An eight-game playoff could undermine the advantage that six major conferences have in dominating television revenues and bowl game appearances. Teams like Boise State and Texas Christian University, overperforming outsiders from non-BCS conferences, would be greatly helped having a clear path to the top.

A playoff would almost certainly devalue the bowls that have sprouted up over the years. Even if the four major bowls — Rose, Fiesta, Sugar and Orange — were incorporated into a playoff, as many people say would be necessary to overcome opposition, the math works against their interests. An eight-team playoff would involve seven games. A four-team playoff would mean three games. Neither is ideal for maintaining the primacy of a four-member club.

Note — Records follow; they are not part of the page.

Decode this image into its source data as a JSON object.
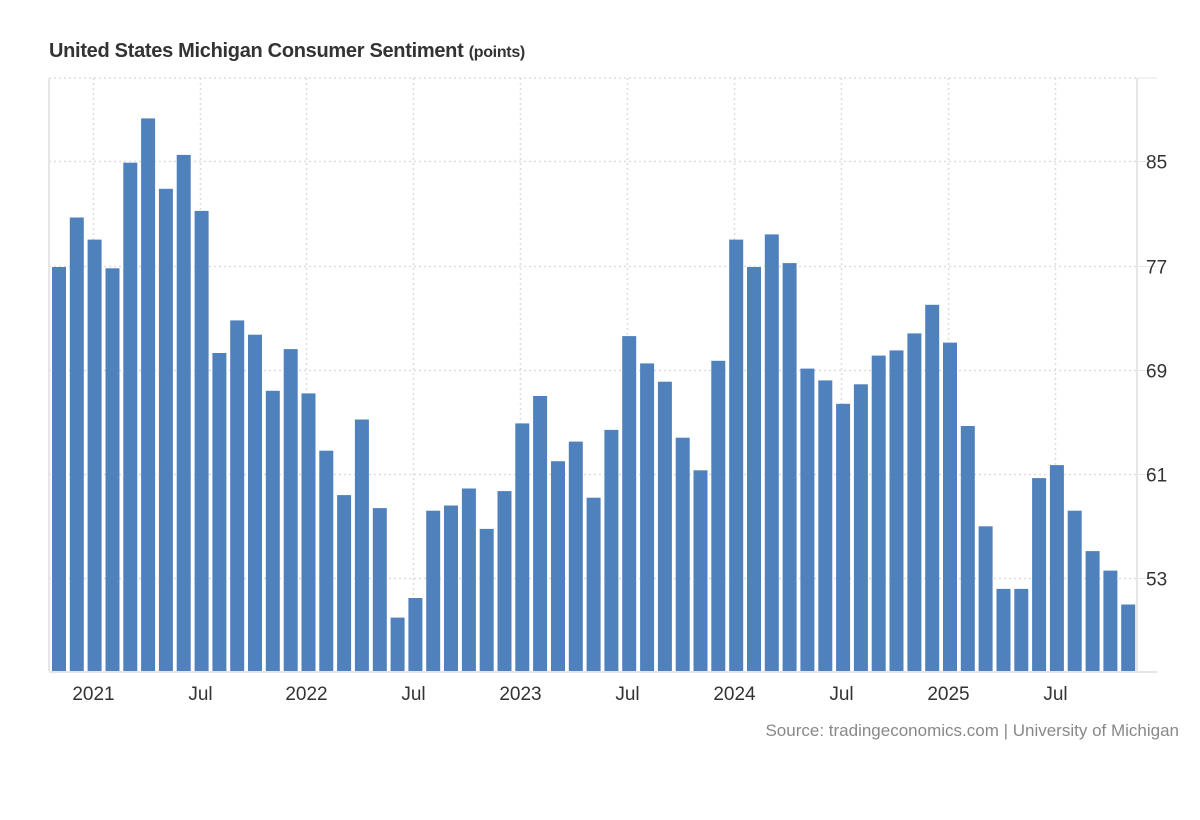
{
  "chart_data": {
    "type": "bar",
    "title": "United States Michigan Consumer Sentiment",
    "unit": "(points)",
    "xlabel": "",
    "ylabel": "",
    "bar_color": "#4f81bd",
    "grid": true,
    "y_axis_side": "right",
    "ylim": [
      45.9,
      91.4
    ],
    "y_ticks": [
      53,
      61,
      69,
      77,
      85
    ],
    "x_tick_labels": [
      {
        "label": "2021",
        "month_index": 2
      },
      {
        "label": "Jul",
        "month_index": 8
      },
      {
        "label": "2022",
        "month_index": 14
      },
      {
        "label": "Jul",
        "month_index": 20
      },
      {
        "label": "2023",
        "month_index": 26
      },
      {
        "label": "Jul",
        "month_index": 32
      },
      {
        "label": "2024",
        "month_index": 38
      },
      {
        "label": "Jul",
        "month_index": 44
      },
      {
        "label": "2025",
        "month_index": 50
      },
      {
        "label": "Jul",
        "month_index": 56
      }
    ],
    "categories": [
      "Nov 2020",
      "Dec 2020",
      "Jan 2021",
      "Feb 2021",
      "Mar 2021",
      "Apr 2021",
      "May 2021",
      "Jun 2021",
      "Jul 2021",
      "Aug 2021",
      "Sep 2021",
      "Oct 2021",
      "Nov 2021",
      "Dec 2021",
      "Jan 2022",
      "Feb 2022",
      "Mar 2022",
      "Apr 2022",
      "May 2022",
      "Jun 2022",
      "Jul 2022",
      "Aug 2022",
      "Sep 2022",
      "Oct 2022",
      "Nov 2022",
      "Dec 2022",
      "Jan 2023",
      "Feb 2023",
      "Mar 2023",
      "Apr 2023",
      "May 2023",
      "Jun 2023",
      "Jul 2023",
      "Aug 2023",
      "Sep 2023",
      "Oct 2023",
      "Nov 2023",
      "Dec 2023",
      "Jan 2024",
      "Feb 2024",
      "Mar 2024",
      "Apr 2024",
      "May 2024",
      "Jun 2024",
      "Jul 2024",
      "Aug 2024",
      "Sep 2024",
      "Oct 2024",
      "Nov 2024",
      "Dec 2024",
      "Jan 2025",
      "Feb 2025",
      "Mar 2025",
      "Apr 2025",
      "May 2025",
      "Jun 2025",
      "Jul 2025",
      "Aug 2025",
      "Sep 2025",
      "Oct 2025",
      "Nov 2025"
    ],
    "values": [
      76.9,
      80.7,
      79.0,
      76.8,
      84.9,
      88.3,
      82.9,
      85.5,
      81.2,
      70.3,
      72.8,
      71.7,
      67.4,
      70.6,
      67.2,
      62.8,
      59.4,
      65.2,
      58.4,
      50.0,
      51.5,
      58.2,
      58.6,
      59.9,
      56.8,
      59.7,
      64.9,
      67.0,
      62.0,
      63.5,
      59.2,
      64.4,
      71.6,
      69.5,
      68.1,
      63.8,
      61.3,
      69.7,
      79.0,
      76.9,
      79.4,
      77.2,
      69.1,
      68.2,
      66.4,
      67.9,
      70.1,
      70.5,
      71.8,
      74.0,
      71.1,
      64.7,
      57.0,
      52.2,
      52.2,
      60.7,
      61.7,
      58.2,
      55.1,
      53.6,
      51.0
    ],
    "source": "Source: tradingeconomics.com | University of Michigan"
  }
}
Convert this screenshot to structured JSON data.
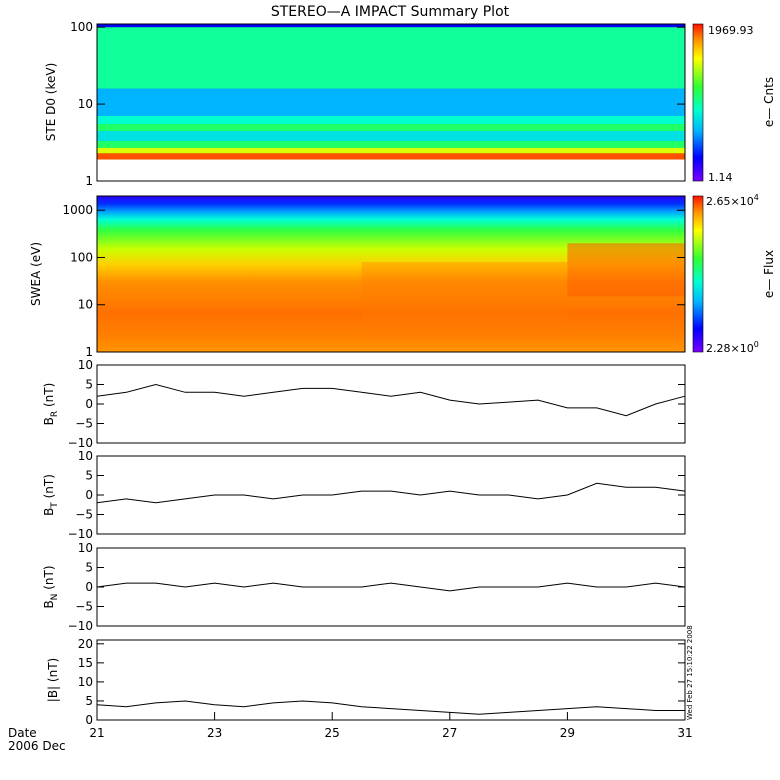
{
  "title": "STEREO—A IMPACT Summary Plot",
  "footer": {
    "date_label": "Date",
    "date_value": "2006 Dec"
  },
  "stamp": "Wed Feb 27 15:10:22 2008",
  "colors": {
    "line": "#000000",
    "frame": "#000000"
  },
  "chart_data": [
    {
      "type": "heatmap",
      "ylabel": "STE D0 (keV)",
      "yscale": "log",
      "ylim": [
        1,
        110
      ],
      "yticks": [
        "1",
        "10",
        "100"
      ],
      "xlim": [
        21,
        31
      ],
      "xticks": [
        "21",
        "23",
        "25",
        "27",
        "29",
        "31"
      ],
      "colorbar": {
        "label": "e— Cnts",
        "max": "1969.93",
        "min": "1.14"
      },
      "description_bands_keV": [
        [
          1.9,
          2.3,
          0.95
        ],
        [
          2.3,
          2.7,
          0.75
        ],
        [
          2.7,
          3.3,
          0.55
        ],
        [
          3.3,
          4.5,
          0.4
        ],
        [
          4.5,
          5.5,
          0.55
        ],
        [
          5.5,
          7.0,
          0.45
        ],
        [
          7.0,
          16,
          0.32
        ],
        [
          16,
          100,
          0.5
        ]
      ]
    },
    {
      "type": "heatmap",
      "ylabel": "SWEA (eV)",
      "yscale": "log",
      "ylim": [
        1,
        2000
      ],
      "yticks": [
        "1",
        "10",
        "100",
        "1000"
      ],
      "xlim": [
        21,
        31
      ],
      "colorbar": {
        "label": "e— Flux",
        "max_mantissa": "2.65×10",
        "max_exp": "4",
        "min_mantissa": "2.28×10",
        "min_exp": "0"
      }
    },
    {
      "type": "line",
      "ylabel_main": "B",
      "ylabel_sub": "R",
      "ylabel_unit": " (nT)",
      "ylim": [
        -10,
        10
      ],
      "yticks": [
        "10",
        "5",
        "0",
        "−5",
        "−10"
      ],
      "x": [
        21,
        21.5,
        22,
        22.5,
        23,
        23.5,
        24,
        24.5,
        25,
        25.5,
        26,
        26.5,
        27,
        27.5,
        28,
        28.5,
        29,
        29.5,
        30,
        30.5,
        31
      ],
      "y": [
        2,
        3,
        5,
        3,
        3,
        2,
        3,
        4,
        4,
        3,
        2,
        3,
        1,
        0,
        0.5,
        1,
        -1,
        -1,
        -3,
        0,
        2
      ]
    },
    {
      "type": "line",
      "ylabel_main": "B",
      "ylabel_sub": "T",
      "ylabel_unit": " (nT)",
      "ylim": [
        -10,
        10
      ],
      "yticks": [
        "10",
        "5",
        "0",
        "−5",
        "−10"
      ],
      "x": [
        21,
        21.5,
        22,
        22.5,
        23,
        23.5,
        24,
        24.5,
        25,
        25.5,
        26,
        26.5,
        27,
        27.5,
        28,
        28.5,
        29,
        29.5,
        30,
        30.5,
        31
      ],
      "y": [
        -2,
        -1,
        -2,
        -1,
        0,
        0,
        -1,
        0,
        0,
        1,
        1,
        0,
        1,
        0,
        0,
        -1,
        0,
        3,
        2,
        2,
        1
      ]
    },
    {
      "type": "line",
      "ylabel_main": "B",
      "ylabel_sub": "N",
      "ylabel_unit": " (nT)",
      "ylim": [
        -10,
        10
      ],
      "yticks": [
        "10",
        "5",
        "0",
        "−5",
        "−10"
      ],
      "x": [
        21,
        21.5,
        22,
        22.5,
        23,
        23.5,
        24,
        24.5,
        25,
        25.5,
        26,
        26.5,
        27,
        27.5,
        28,
        28.5,
        29,
        29.5,
        30,
        30.5,
        31
      ],
      "y": [
        0,
        1,
        1,
        0,
        1,
        0,
        1,
        0,
        0,
        0,
        1,
        0,
        -1,
        0,
        0,
        0,
        1,
        0,
        0,
        1,
        0
      ]
    },
    {
      "type": "line",
      "ylabel": "|B| (nT)",
      "ylim": [
        0,
        21
      ],
      "yticks": [
        "20",
        "15",
        "10",
        "5",
        "0"
      ],
      "x": [
        21,
        21.5,
        22,
        22.5,
        23,
        23.5,
        24,
        24.5,
        25,
        25.5,
        26,
        26.5,
        27,
        27.5,
        28,
        28.5,
        29,
        29.5,
        30,
        30.5,
        31
      ],
      "y": [
        4,
        3.5,
        4.5,
        5,
        4,
        3.5,
        4.5,
        5,
        4.5,
        3.5,
        3,
        2.5,
        2,
        1.5,
        2,
        2.5,
        3,
        3.5,
        3,
        2.5,
        2.5
      ]
    }
  ]
}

Ultimately, the distorting role of bowls and the exclusivity of the major conferences violate the spirit of competition. It is impossible to find a champion when some worthy competitors — including three of this year's five undefeated teams — have no way of winning their way to a title game. It is also a problem when bowl organizations see college football's role as providing them a living.

The powers that be in college football will not cede their position without a fight. They will not yield to reason or public sentiment.

For these reasons, we'll take the meddling of Congress. It might not be ideal. But for sports fans, it's all we've got.